The Duncan is a solid choice for the lower part of your reef aquarium. It requires low waterflow and low-medium lighting. Most new marine tank owners should do well with this as it is inexpensive, peaceful, and it does not require expensive lighting or an expensive power head for flow.
This may be a little more expensive than some of the others, but everyone has a different budget, so this may be in your wheelhouse. If you like anemones, but don’t want something that walks around the tank, grab this little fella.
This can be a beautiful showpiece for your new reef tank, and you can drop this in your sand in the front of your tank. You may not want this if you have a small tank as it may expand and sting other corals around it.
Final Thoughts On Best Corals For Beginners
When looking for the best corals for beginners, you need to do your homework.
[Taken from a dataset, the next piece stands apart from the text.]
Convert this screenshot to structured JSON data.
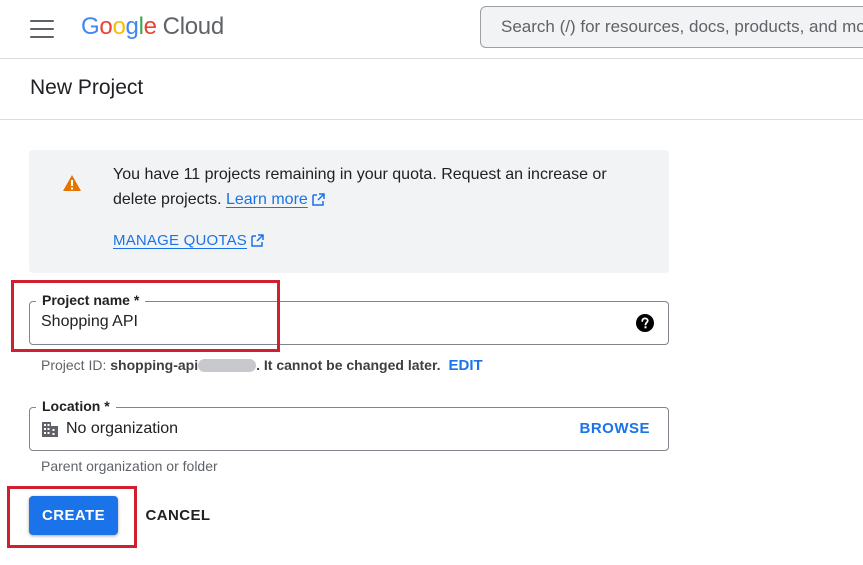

Having a reef tank can be a very enjoyable hobby, but it can also be expensive. Understanding your tank setup, your tanks limits, etc. is the first place to start.
Once you have an understanding of your new reef tank setup, read through our list and others so that you have a better understanding of where to start. My first coral purchase included a Blasto, a Zoa, and an Acan. I have seen some people mention Acans as a good starter coral, but I had a difficult time with mine, so I cannot include it on my list.